No.96 – AF Corse – Ferrari F430
Drivers – Luis Perez Companc/Matias Russo/Mika Salo
Argentines Companc and Russo, the former a more experienced rally driver than GT racer, burst onto the GT2 scene in 2009 when they finished second at Sebring, with Gimmi Bruni as third driver. However, they have struggled ever since to prove that that result was anything other than a lucky fluke, especially given that they have had the expertise of AF Corse/Advanced Engineering behind them, who are easily Europe's best Ferrari squad.
This year Bruni moves to American rivals Risi, swapping places with Mika Salo. Salo is a veteran of Ferrari GT2 efforts and of Le Mans, but he alone cannot carry the team, and needs his teammates to revist their Floridian form if he is to add to his trophy cabinet.

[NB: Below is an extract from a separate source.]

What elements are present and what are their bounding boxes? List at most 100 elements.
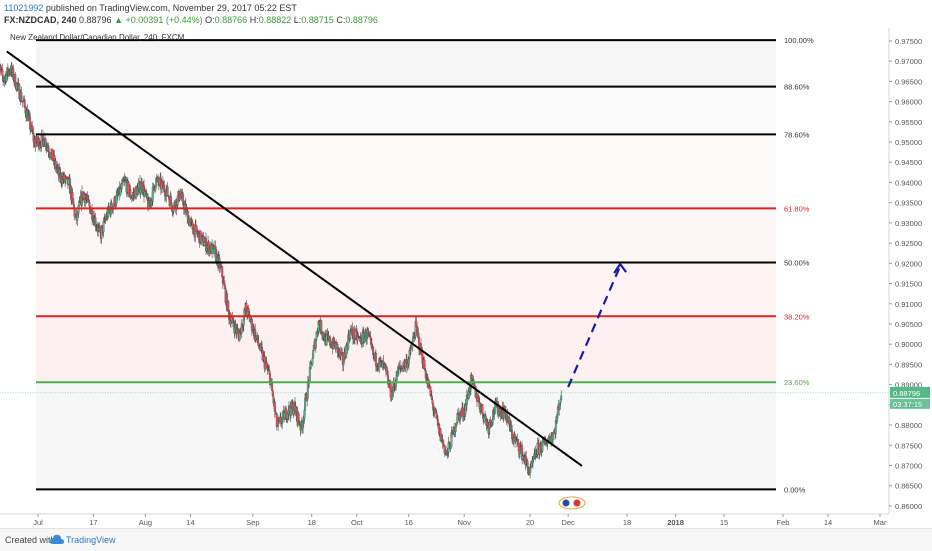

No.97 – BMS Scuderia Italia – Porsche 911 GT3 RSR
Drivers – Richard Westbrook/Marco Holzer/Timo Scheider
I-Spy with my little eye something beginning with P and S.
Surely nothing else could make Scuderia Italia move from Ferrari – a brand that is their natural home – to Stuttgart's finest. Westbrook and Holzer are Prospeed's regular drivers – Westbrook is the reigning class champion from the FIA series and Holzer is another of the Porsche works stable. Scheider is the reigning and double DTM champion for Audi (who are owned by Porsche) making his Le Mans debut.
Naturally in a team with two GT2 veterans all eyes will be Scheider to make the potential mistake, as he like Farfus in BMW has to make the jump from Touring Cars to endurance racing on fast-forward.
The team pulled off a surprise (to me at least) second place at Le Mans last year with a far weaker driving threesome, but in a Ferrari. How the team copes with the switch to Porsche, for what at the moment is a single race, will decide whether they can come anywhere close to delivering for their new masters.
The 78th running of the 24 Hours of Le Mans takes place on the 12th and 13th of June, with television coverage varying. However, full live-from-La Sarthe coverage is available from Radio Le Mans on www.radiolemans.com.